If you have been following California doings in last week’s election, you may think that Governor Jerry Brown’s victory at the polls, in getting Proposition 30 (the tax increase initiative) passed, has solved the looming deficit. Right? Wrong.

We offer the deathless line of California’s state Treasurer, responding to demands that all that money anticipated to come from Proposition 30 (estimated at $6 billion in anticipated revenue) be spent on new government goodies, who points out that “the money has already been spent” last year. Specifically, the money is already included in the budget the governor signed last year. Oops! Talk about spending money before you get it! You can read all about it in Chris Megerian’s front-page story, Prop. 30 Victory Is No Cure-All, L.A. Times, Nov. 12, 2012, at p. A1.

So it looks to us like nothing has been solved and the fiscal can has been kicked down the road for another year. In the meantime, California’s debt service is hovering at 9% of its general fund annually to cover the cost of that borrowing. And so it goes.

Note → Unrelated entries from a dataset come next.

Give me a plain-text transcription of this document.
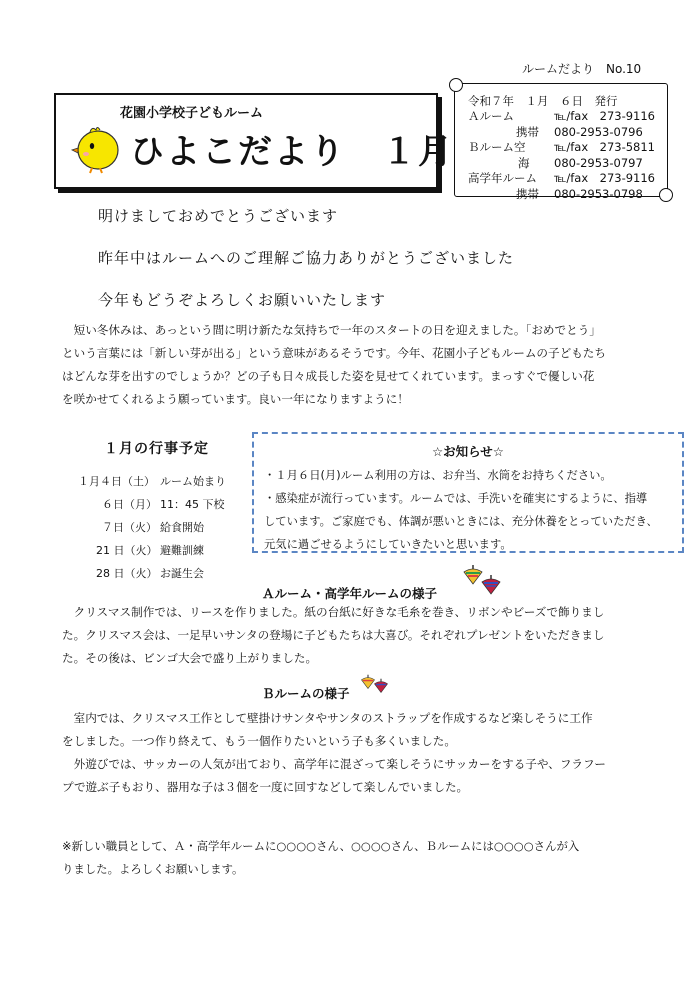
ルームだより　No.10
花園小学校子どもルーム
ひよこだより　１月
令和７年　１月　６日　発行
Ａルーム	℡/fax　273-9116
携帯 080-2953-0796
Ｂルーム空 ℡/fax　273-5811
海 080-2953-0797
高学年ルーム ℡/fax　273-9116
携帯 080-2953-0798
明けましておめでとうございます
昨年中はルームへのご理解ご協力ありがとうございました
今年もどうぞよろしくお願いいたします

　短い冬休みは、あっという間に明け新たな気持ちで一年のスタートの日を迎えました。「おめでとう」

という言葉には「新しい芽が出る」という意味があるそうです。今年、花園小子どもルームの子どもたち

はどんな芽を出すのでしょうか？どの子も日々成長した姿を見せてくれています。まっすぐで優しい花

を咲かせてくれるよう願っています。良い一年になりますように！

１月の行事予定
１月４日（土） ルーム始まり
６日（月） 11：45 下校
７日（火） 給食開始
21 日（火） 避難訓練
28 日（火） お誕生会
☆お知らせ☆

・１月６日(月)ルーム利用の方は、お弁当、水筒をお持ちください。

・感染症が流行っています。ルームでは、手洗いを確実にするように、指導

しています。ご家庭でも、体調が悪いときには、充分休養をとっていただき、

元気に過ごせるようにしていきたいと思います。

Ａルーム・高学年ルームの様子

　クリスマス制作では、リースを作りました。紙の台紙に好きな毛糸を巻き、リボンやビーズで飾りまし

た。クリスマス会は、一足早いサンタの登場に子どもたちは大喜び。それぞれプレゼントをいただきまし

た。その後は、ビンゴ大会で盛り上がりました。

Ｂルームの様子

　室内では、クリスマス工作として壁掛けサンタやサンタのストラップを作成するなど楽しそうに工作

をしました。一つ作り終えて、もう一個作りたいという子も多くいました。

　外遊びでは、サッカーの人気が出ており、高学年に混ざって楽しそうにサッカーをする子や、フラフー

プで遊ぶ子もおり、器用な子は３個を一度に回すなどして楽しんでいました。

※新しい職員として、Ａ・高学年ルームに○○○○さん、○○○○さん、Ｂルームには○○○○さんが入
りました。よろしくお願いします。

What troubles us is that competent, affluent people who are confronted with having their hard-earned wealth looted, are leaving California in droves for other states where living is easier, and where you can buy a really nice family house for less than a half-million dolars. And it’s not so much that these folks don’t want to pay taxes, as that they don’t want to see their taxes frittered away, particularly on yet another hare-brained  “soak-the-rich” scheme that hasn’t worked in the past and is unlikely to work this time. In any event, whatever their motivation, they are leaving California in droves, leaving behind a state largerly composed of the poor, a middle class largely composed of government employees, and wealthy Silicon Valley entrepreneurs and show business types — click here. For lots of additional dispatches on this subject, just go to Google and type in “people leaving California.” The new, additional taxes aren’t going to help that problem, and neither will the fact that the City of Los Angeles is now contemplating an increase in its own sales taxes, to be tacked on to the state sales tax boost. If anything, those new taxes will drive more people out.